Le président de Jil Jadid a appelé à engager immédiatement des mesures pour rendre le pouvoir au peuple. Le coup d’envoi de cette transition viendrait du président Bouteflika.
Le président de Jil Jadid, Soufiane Djillali, a proposé lors d’une conférence de presse ce matin une feuille de route en 8 points pour « transférer le pouvoir au peuple ». Le point de départ de cette transition serait donné par une « lettre du président de la République » dans laquelle il « reconnaît son inaptitude à gouverner et annule les élections présidentielles d’avril 2019 ».

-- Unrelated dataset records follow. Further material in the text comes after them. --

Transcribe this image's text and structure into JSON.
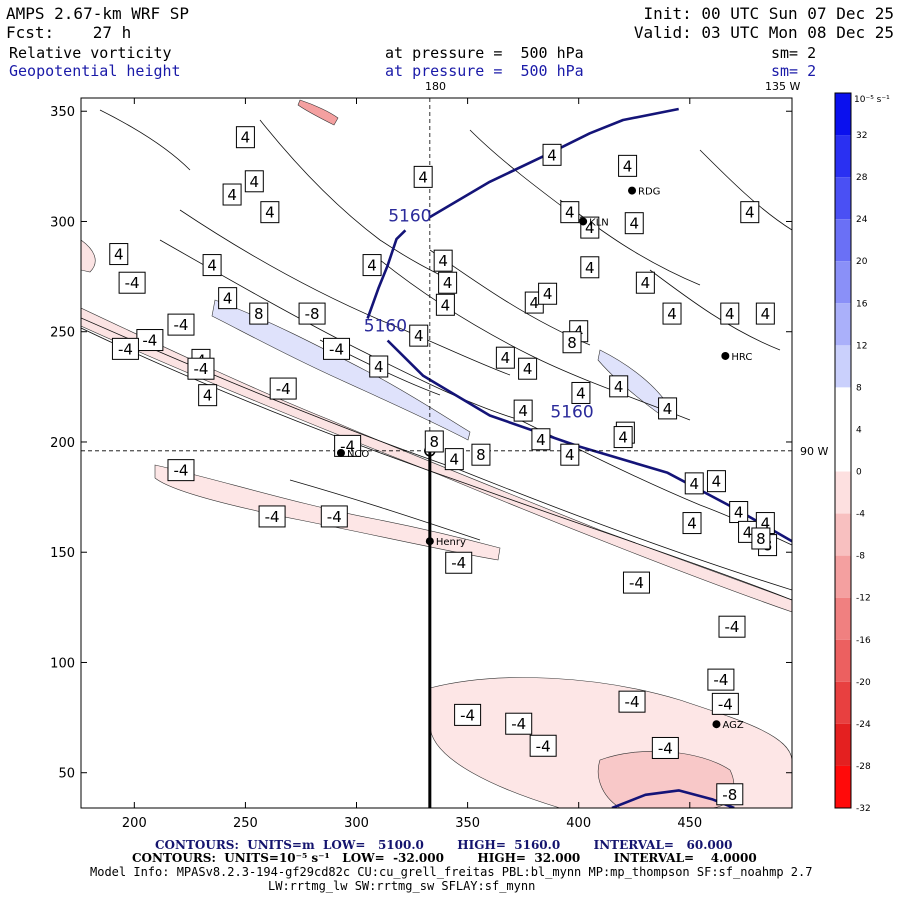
{
  "header": {
    "model": "AMPS 2.67-km WRF SP",
    "fcst": "Fcst:    27 h",
    "init": "Init: 00 UTC Sun 07 Dec 25",
    "valid": "Valid: 03 UTC Mon 08 Dec 25",
    "field1_name": "Relative vorticity",
    "field1_level": "at pressure =  500 hPa",
    "field1_sm": "sm= 2",
    "field2_name": "Geopotential height",
    "field2_level": "at pressure =  500 hPa",
    "field2_sm": "sm= 2"
  },
  "map_labels": {
    "lon180": "180",
    "lat135": "135 W",
    "lat90": "90 W"
  },
  "stations": [
    {
      "name": "NCO",
      "x": 293,
      "y": 195
    },
    {
      "name": "Henry",
      "x": 333,
      "y": 155
    },
    {
      "name": "KLN",
      "x": 402,
      "y": 300
    },
    {
      "name": "RDG",
      "x": 424,
      "y": 314
    },
    {
      "name": "HRC",
      "x": 466,
      "y": 239
    },
    {
      "name": "AGZ",
      "x": 462,
      "y": 72
    }
  ],
  "colorbar": {
    "unit": "10⁻⁵ s⁻¹",
    "ticks": [
      "32",
      "28",
      "24",
      "20",
      "16",
      "12",
      "8",
      "4",
      "0",
      "-4",
      "-8",
      "-12",
      "-16",
      "-20",
      "-24",
      "-28",
      "-32"
    ],
    "colors": [
      "#0a10ee",
      "#2a30f2",
      "#4a50f4",
      "#6a70f6",
      "#8a90f8",
      "#aab0fa",
      "#cad0fc",
      "#ffffff",
      "#ffffff",
      "#fde0e0",
      "#f8c0c0",
      "#f4a0a0",
      "#f08080",
      "#ec6060",
      "#e84040",
      "#e42020",
      "#ff0a0a"
    ]
  },
  "footer": {
    "line1_a": "CONTOURS:  UNITS=m  LOW=   5100.0        HIGH=  5160.0        INTERVAL=   60.000",
    "line2": "CONTOURS:  UNITS=10⁻⁵ s⁻¹   LOW=  -32.000        HIGH=  32.000        INTERVAL=    4.0000",
    "line3": "Model Info: MPASv8.2.3-194-gf29cd82c CU:cu_grell_freitas PBL:bl_mynn MP:mp_thompson SF:sf_noahmp 2.7",
    "line4": "LW:rrtmg_lw SW:rrtmg_sw SFLAY:sf_mynn"
  },
  "chart_data": {
    "type": "contour map",
    "fields": [
      "Relative vorticity",
      "Geopotential height"
    ],
    "x_ticks": [
      200,
      250,
      300,
      350,
      400,
      450
    ],
    "y_ticks": [
      50,
      100,
      150,
      200,
      250,
      300,
      350
    ],
    "xlim": [
      176,
      496
    ],
    "ylim": [
      34,
      356
    ],
    "reference_lines": {
      "x": 333,
      "y": 196
    },
    "section_line": {
      "x": 333,
      "y_from": 34,
      "y_to": 196
    },
    "height_contours": [
      {
        "label": "5160",
        "points": [
          [
            305,
            256
          ],
          [
            310,
            270
          ],
          [
            314,
            280
          ],
          [
            318,
            292
          ],
          [
            322,
            296
          ]
        ]
      },
      {
        "label": "5160",
        "points": [
          [
            314,
            246
          ],
          [
            330,
            230
          ],
          [
            360,
            212
          ],
          [
            400,
            198
          ],
          [
            440,
            186
          ],
          [
            470,
            170
          ],
          [
            496,
            155
          ]
        ]
      },
      {
        "label": "",
        "points": [
          [
            333,
            302
          ],
          [
            360,
            318
          ],
          [
            385,
            330
          ],
          [
            405,
            340
          ],
          [
            420,
            346
          ],
          [
            445,
            351
          ]
        ]
      },
      {
        "label": "",
        "points": [
          [
            415,
            34
          ],
          [
            430,
            40
          ],
          [
            445,
            42
          ],
          [
            460,
            38
          ],
          [
            470,
            34
          ]
        ]
      }
    ],
    "height_contour_labels": [
      {
        "text": "5160",
        "x": 324,
        "y": 300
      },
      {
        "text": "5160",
        "x": 313,
        "y": 250
      },
      {
        "text": "5160",
        "x": 397,
        "y": 211
      }
    ],
    "vorticity_labels": [
      {
        "v": 4,
        "x": 250,
        "y": 338
      },
      {
        "v": 4,
        "x": 254,
        "y": 318
      },
      {
        "v": 4,
        "x": 244,
        "y": 312
      },
      {
        "v": 4,
        "x": 261,
        "y": 304
      },
      {
        "v": 4,
        "x": 330,
        "y": 320
      },
      {
        "v": 4,
        "x": 388,
        "y": 330
      },
      {
        "v": 4,
        "x": 422,
        "y": 325
      },
      {
        "v": 4,
        "x": 396,
        "y": 304
      },
      {
        "v": 4,
        "x": 405,
        "y": 297
      },
      {
        "v": 4,
        "x": 405,
        "y": 279
      },
      {
        "v": 4,
        "x": 425,
        "y": 299
      },
      {
        "v": 4,
        "x": 430,
        "y": 272
      },
      {
        "v": 4,
        "x": 442,
        "y": 258
      },
      {
        "v": 4,
        "x": 468,
        "y": 258
      },
      {
        "v": 4,
        "x": 484,
        "y": 258
      },
      {
        "v": 4,
        "x": 477,
        "y": 304
      },
      {
        "v": 4,
        "x": 307,
        "y": 280
      },
      {
        "v": 4,
        "x": 339,
        "y": 282
      },
      {
        "v": 4,
        "x": 341,
        "y": 272
      },
      {
        "v": 4,
        "x": 380,
        "y": 263
      },
      {
        "v": 4,
        "x": 386,
        "y": 267
      },
      {
        "v": 4,
        "x": 400,
        "y": 250
      },
      {
        "v": 4,
        "x": 418,
        "y": 225
      },
      {
        "v": 4,
        "x": 440,
        "y": 215
      },
      {
        "v": 4,
        "x": 421,
        "y": 204
      },
      {
        "v": 4,
        "x": 375,
        "y": 214
      },
      {
        "v": 4,
        "x": 401,
        "y": 222
      },
      {
        "v": 4,
        "x": 377,
        "y": 233
      },
      {
        "v": 4,
        "x": 367,
        "y": 238
      },
      {
        "v": 4,
        "x": 328,
        "y": 248
      },
      {
        "v": 4,
        "x": 310,
        "y": 234
      },
      {
        "v": 4,
        "x": 235,
        "y": 280
      },
      {
        "v": 4,
        "x": 242,
        "y": 265
      },
      {
        "v": 4,
        "x": 193,
        "y": 285
      },
      {
        "v": 4,
        "x": 230,
        "y": 237
      },
      {
        "v": 4,
        "x": 233,
        "y": 221
      },
      {
        "v": 4,
        "x": 344,
        "y": 192
      },
      {
        "v": 4,
        "x": 383,
        "y": 201
      },
      {
        "v": 4,
        "x": 396,
        "y": 194
      },
      {
        "v": 4,
        "x": 420,
        "y": 202
      },
      {
        "v": 4,
        "x": 452,
        "y": 181
      },
      {
        "v": 4,
        "x": 462,
        "y": 182
      },
      {
        "v": 4,
        "x": 451,
        "y": 163
      },
      {
        "v": 4,
        "x": 472,
        "y": 168
      },
      {
        "v": 4,
        "x": 476,
        "y": 159
      },
      {
        "v": 4,
        "x": 484,
        "y": 163
      },
      {
        "v": 4,
        "x": 340,
        "y": 262
      },
      {
        "v": 8,
        "x": 256,
        "y": 258
      },
      {
        "v": 8,
        "x": 335,
        "y": 200
      },
      {
        "v": 8,
        "x": 356,
        "y": 194
      },
      {
        "v": 8,
        "x": 397,
        "y": 245
      },
      {
        "v": 8,
        "x": 485,
        "y": 153
      },
      {
        "v": 8,
        "x": 482,
        "y": 156
      },
      {
        "v": -8,
        "x": 280,
        "y": 258
      },
      {
        "v": -8,
        "x": 468,
        "y": 40
      },
      {
        "v": -4,
        "x": 199,
        "y": 272
      },
      {
        "v": -4,
        "x": 221,
        "y": 253
      },
      {
        "v": -4,
        "x": 207,
        "y": 246
      },
      {
        "v": -4,
        "x": 230,
        "y": 233
      },
      {
        "v": -4,
        "x": 267,
        "y": 224
      },
      {
        "v": -4,
        "x": 291,
        "y": 242
      },
      {
        "v": -4,
        "x": 296,
        "y": 198
      },
      {
        "v": -4,
        "x": 221,
        "y": 187
      },
      {
        "v": -4,
        "x": 262,
        "y": 166
      },
      {
        "v": -4,
        "x": 290,
        "y": 166
      },
      {
        "v": -4,
        "x": 346,
        "y": 145
      },
      {
        "v": -4,
        "x": 373,
        "y": 72
      },
      {
        "v": -4,
        "x": 350,
        "y": 76
      },
      {
        "v": -4,
        "x": 426,
        "y": 136
      },
      {
        "v": -4,
        "x": 424,
        "y": 82
      },
      {
        "v": -4,
        "x": 384,
        "y": 62
      },
      {
        "v": -4,
        "x": 439,
        "y": 61
      },
      {
        "v": -4,
        "x": 469,
        "y": 116
      },
      {
        "v": -4,
        "x": 464,
        "y": 92
      },
      {
        "v": -4,
        "x": 466,
        "y": 81
      },
      {
        "v": -4,
        "x": 196,
        "y": 242
      }
    ]
  }
}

Jil Jadid propose que dans cette « lettre » aux Algériens, le président de la République charge une personnalité consensuelle ou un comité d’engager immédiatement des consultations avec la classe politique, les syndicats, la société civile, et des personnalités nationales ».
Soufiane Djillail a appelé à la mise en place d’un « forum national », qui peut recouper l’idée de la conférence nationale évoquée depuis plusieurs semaines. « Le forum national » désignera par consensus une personnalité ou un comité, pour assurer les fonctions de Chef de l’Etat pour la continuité de l’Etat ». Entretemps, un gouvernement neutre non partisan dont la durée et les missions seront également négociées (entre 6 et 12 mois).
Parmi les autres mesures proposées, la Constitution est suspendue, le chef de l’Etat et les membres du gouvernement transitoire s’engagent à ne pas être candidats aux prochaines présidentielles. Sur la feuille de route proposée par Jil Jadid, le rôle du président Bouteflika prend fin le 26 avril avec l’extinction légale de son mandat.
Les actions à conduire par le gouvernement de la transition sont également encadrées dans les propositions de Jil Jadid : mise en place d’une commission indépendante pour organisation de l’élection, refonte de la loi électorale, ouverture des médias. La transition passe à une seconde étape après l’élection présidentielle (au plus tard dans 12 mois) avec l’engagement par le nouveau président de la République « d’un processus constituant ». La nouvelle Constitution serait adoptée par référendum. Ce qui bien sûr est un processus différent de celui du recours à une assemblée constituante, évoquée par de nombreux acteurs du mouvement populaire et de l’opposition.
Gaid Salah aussi doit partir
Le président de Jil Jadid a eu à répondre à des questions sur le mécanisme de la transition qu’il a décliné en 8 points. Il pense que l’armée devrait y prendre part mais sans Ahmed Gaid Salah, qui « a menacé le peuple » et qui a soutenu le quatrième et le cinquième mandat de Bouteflika. « Lui aussi doit partir ». Il a donné des précisions sur le mécanisme du « Forum National » qui devrait être le lieu de la négociation qui doit dégager une instance présidentielle (ou un chef de l’Etat) avant le 26 avril, « afin que Abdelaziz Bouteflika puisse remettre les clés au peuple en partant ».
« Le forum national devrait être ouvert aux acteurs du mouvement, à la classe politique effective, aux syndicats, aux associations actives et aux personnalités nationales », a précisé le conférencier ajoutant que c’est dans ce cadre que sera également désignée la personnalité qui devra former le gouvernement neutre de la transition.
Le président de Jil Jadid n’a pas exclu que dans le cadre de Mouwatana dont son parti est l’une des principales composantes, des propositions soient faites pour incarner ces différentes propositions et conduire la transition, « un enjeu essentiel car le risque est réel que les fruits de ce mouvement populaire exceptionnel soient détournés en fin de parcours ». Jil Jadid s’est posté en « vigie de la révolution » pour empêcher le détournement du cours du mouvement populaire par le pouvoir ou, plus présent comme préoccupation, par une partie de l’opposition qui est restée en retrait lorsqu’il fallait s’engager contre le 5 e mandat il y a plusieurs mois.
Nous créons notre propre modernité
Soufiane Djillali a évoqué lors de son intervention liminaire, « un saut anthropologique de la société révélé avec ce mouvement exceptionnel ». Les Algériens ont fait une extraordinaire démonstration de maturité civique. Une nouvelle société est en train de d’apparaitre qui « avançait en arrière plan de l’immobilisme politique de surface » : Cette société qui émerge sur les décombres « de la société traditionnelle qui a implosé », est « ouverte, sans peur, tolérante.
Les Algériens ont équilibré leur rapport à leur identité. On a vu défilé les emblèmes nationaux à cotés du drapeau Amazigh, sans aucun problème. Ils acceptent une présence plus forte des femmes dans l’espace public, des Algériens sont sortis de la Mosquée lorsque l’imam a prêché en faveur de l’obéissance au « Hakem ». Pour le président de Jil Jadid, « les Algériens sont en train de créer leur propre modernité, qui n’est pas celle des Européens ».